Key Contacts
Biden Administration Poised to Implement TSCA Requirements
First, the incoming Biden administration will be charged with implementing key components of the 2016 TSCA amendments and could use that authority to expand EPA’s view as to whether an existing chemical presents an unreasonable risk of injury to health or the environment. As of the date of this publication, EPA had completed seven of the risk evaluations for the “first ten” high priority substances and has indicated that two more will be completed before Inauguration Day. The Biden administration may look for opportunities to reopen one more of these risk evaluations and employ a revised approach (such as looking at other uses, exposure routes, and sensitive subpopulations) which could alter the initial conclusions.
For example, in July, a coalition of environmental groups and unions filed a petition in the 9th Circuit Court of Appeals challenging EPA’s final risk evaluation for methylene chloride.
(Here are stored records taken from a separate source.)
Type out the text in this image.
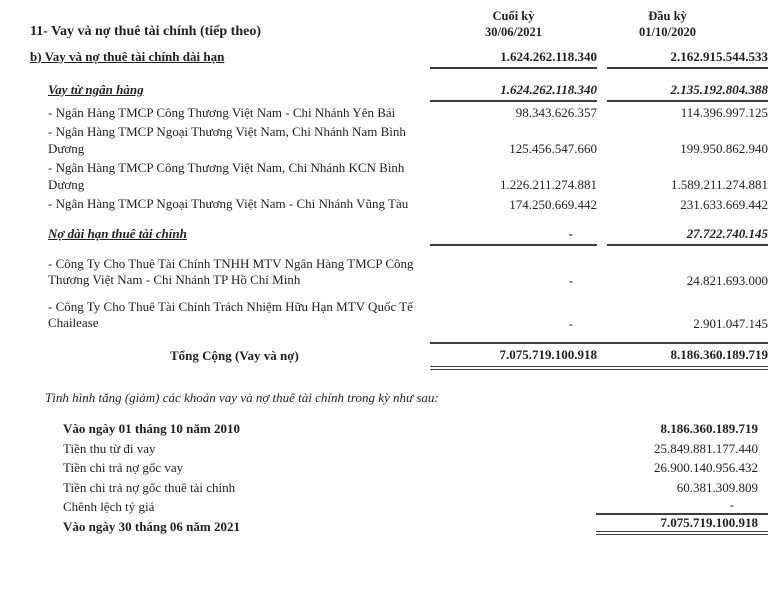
11- Vay và nợ thuê tài chính (tiếp theo)
Cuối kỳ
30/06/2021
Đầu kỳ
01/10/2020
b) Vay và nợ thuê tài chính dài hạn	1.624.262.118.340	2.162.915.544.533
Vay từ ngân hàng	1.624.262.118.340	2.135.192.804.388
- Ngân Hàng TMCP Công Thương Việt Nam - Chi Nhánh Yên Bái	98.343.626.357	114.396.997.125
- Ngân Hàng TMCP Ngoại Thương Việt Nam, Chi Nhánh Nam Bình Dương	125.456.547.660	199.950.862.940
- Ngân Hàng TMCP Công Thương Việt Nam, Chi Nhánh KCN Bình Dương	1.226.211.274.881	1.589.211.274.881
- Ngân Hàng TMCP Ngoại Thương Việt Nam - Chi Nhánh Vũng Tàu	174.250.669.442	231.633.669.442
Nợ dài hạn thuê tài chính	-	27.722.740.145
- Công Ty Cho Thuê Tài Chính TNHH MTV Ngân Hàng TMCP Công Thương Việt Nam - Chi Nhánh TP Hồ Chí Minh	-	24.821.693.000
- Công Ty Cho Thuê Tài Chính Trách Nhiệm Hữu Hạn MTV Quốc Tế Chailease	-	2.901.047.145
Tổng Cộng (Vay và nợ)	7.075.719.100.918	8.186.360.189.719
Tình hình tăng (giảm) các khoản vay và nợ thuê tài chính trong kỳ như sau:
Vào ngày 01 tháng 10 năm 2010	8.186.360.189.719
Tiền thu từ đi vay	25.849.881.177.440
Tiền chi trả nợ gốc vay	26.900.140.956.432
Tiền chi trả nợ gốc thuê tài chính	60.381.309.809
Chênh lệch tỷ giá	-
Vào ngày 30 tháng 06 năm 2021	7.075.719.100.918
The Biden administration could use this petition as a vehicle to revisit that risk evaluation. Similarly, in September EPA issued final scopes of risk evaluations for the “next twenty” high priority substances. The Biden administration could reexamine these scopes and ultimately approach the risk evaluation process for these chemical substances in a fundamentally different way that increases the likelihood of finding uses that present unreasonable risks.
The Biden administration will also have the opportunity to influence the outcome of several other pending, planned or court-directed TSCA actions in 2021. First, EPA recently released a new proposed TSCA fee rule, which will govern the fees manufacturers, importers, and certain processors a required to pay to fund EPA’s costs to implement TSCA. The proposed rule includes new exemptions for certain manufacturers and importers that are analogous to the current Chemical Data Rule (CDR) exemptions.
EPA is also scheduled to address a number of other TSCA rules in the near future, including:
(1) a rule governing a one-time reporting event of per- and polyfluoroalkyl substances (PFAS) manufactured or imported after January 1, 2011;
(2) a rule revising the process by which EPA reviews and makes determinations on premanufacture notices for new chemicals; and
(3) new rules on submitting and supporting confidential business information claims.
Finally, at the very end of 2020, a federal court in the Northern District of California ordered EPA to revise the CDR with respect to asbestos, and “address” certain exemptions, exclusions and the reporting threshold. This and the noted rulemakings will afford a full TSCA plate for the new EPA Administrator.